Targeted Sequencing and Meta-Analysis of Preterm Birth

Abstract

Understanding the genetic contribution(s) to the risk of preterm birth may lead to the development of interventions for treatment, prediction and prevention. Twin studies suggest heritability of preterm birth is 36-40%. Large epidemiological analyses support a primary maternal origin for recurrence of preterm birth, with little effect of paternal or fetal genetic factors. We exploited an "extreme phenotype" of preterm birth to leverage the likelihood of genetic discovery. We compared variants identified by targeted sequencing of women with 2-3 generations of preterm birth with term controls without history of preterm birth. We used a meta-genomic, bi-clustering algorithm to identify gene sets coordinately associated with preterm birth. We identified 33 genes including 217 variants from 5 modules that were significantly different between cases and controls. The most frequently identified and connected genes in the exome library were IGF1, ATM and IQGAP2. Likewise, SOS1, RAF1 and AKT3 were most frequent in the haplotype library. Additionally, SERPINB8, AZU1 and WASF3 showed significant differences in abundance of variants in the univariate comparison of cases and controls. The biological processes impacted by these gene sets included: cell motility, migration and locomotion; response to glucocorticoid stimulus; signal transduction; metabolic regulation and control of apoptosis.

Fig 1. Manhattan Plot of Significant Variants.

The 13,000 variants from the targeted exome library and 11,000 variants from the haplotype block library were compared for difference in abundance in the cases versus the controls. The figure shows a Manhattan plot of all variants across 22 autosomes with the vertical axis being the -logP value from the statistical test for association, with the threshold line (-logP 1.3) indicating p-value of 0.05. There were 205 and 168 variants that significantly differed in abundance in cases versus controls from the exome and haplotype block libraries respectively.

Fig 2. Meta-analysis and analytical pipeline:

The genes harboring variants in each patient were analyzed by gene set enrichment using the MSig database C2 collection of gene sets [43]. The significant gene sets for each patient were combined into a binary association matrix. The iBBiG algorithm extracts modules of gene sets and patient subsets from the data matrix. The modules are represented by different colors. Fisher’s exact test was used to identify modules with significant differences in the number of cases and controls.

Fig 3. Network analysis of cases and controls.

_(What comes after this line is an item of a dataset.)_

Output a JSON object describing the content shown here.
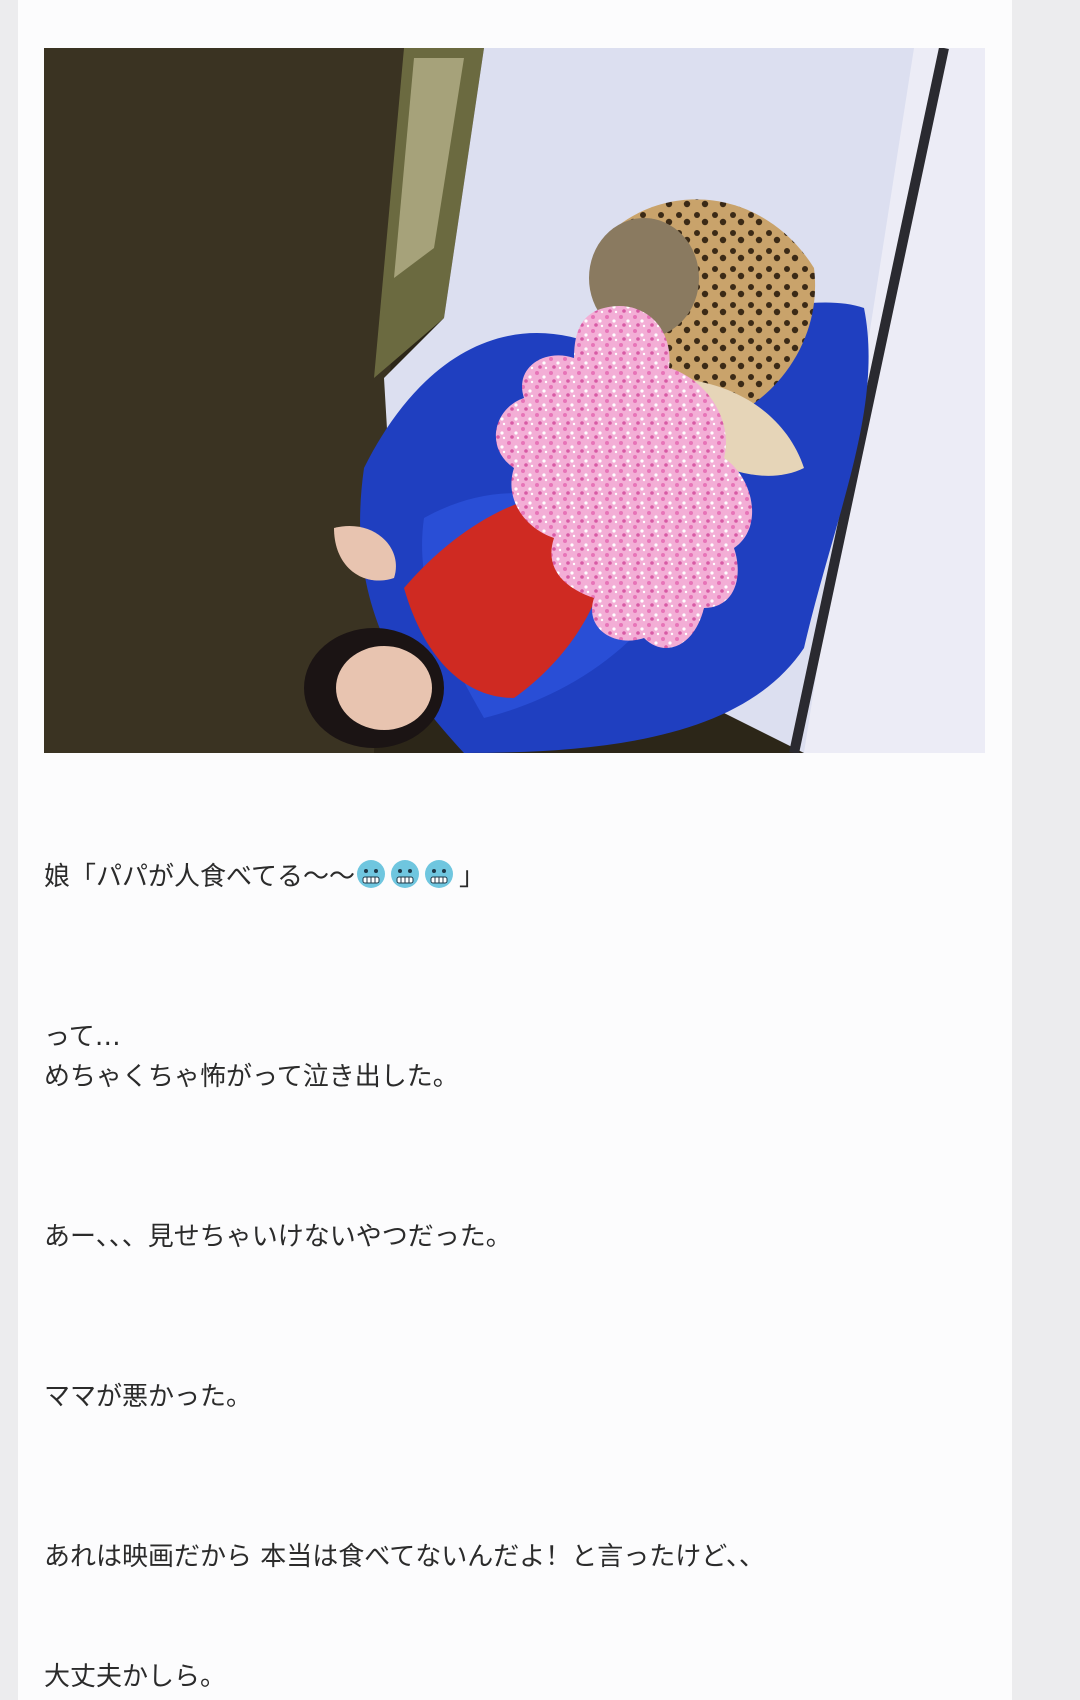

Cases are labeled by letter “c” in the significant modules. (A) Network of all modules of the exome library and patients, with the patients from significant Modules 4 and 8 highlighted in red and blue, respectively. (3B) Network of all modules of the haplotype block library and patients, with the patients from significant Modules 2, 8 and 9 highlighted in light blue, green and orange, respectively.

Fig 4. Network of modules and their gene sets.

(A) Network output showing all 10 modules from the exome library and the genes contained in each module. The two significant modules are displayed as insets. Inset a1 and a2 display the genes of E8 and E4 respectively. (B) Network output showing all 10 modules from the haplotype block library and the genes contained in each module. Insets b1, b2 and b3 show the genes of H2, H9 and H3 respectively.

Fig 5. Ontology groups.

Diagram showing the clusters of terms from the Gene Ontology analysis for biological processes related to preterm birth. Gene Ontology Database terms for biological processes shown in clusters A thru I are detailed in S3 Table.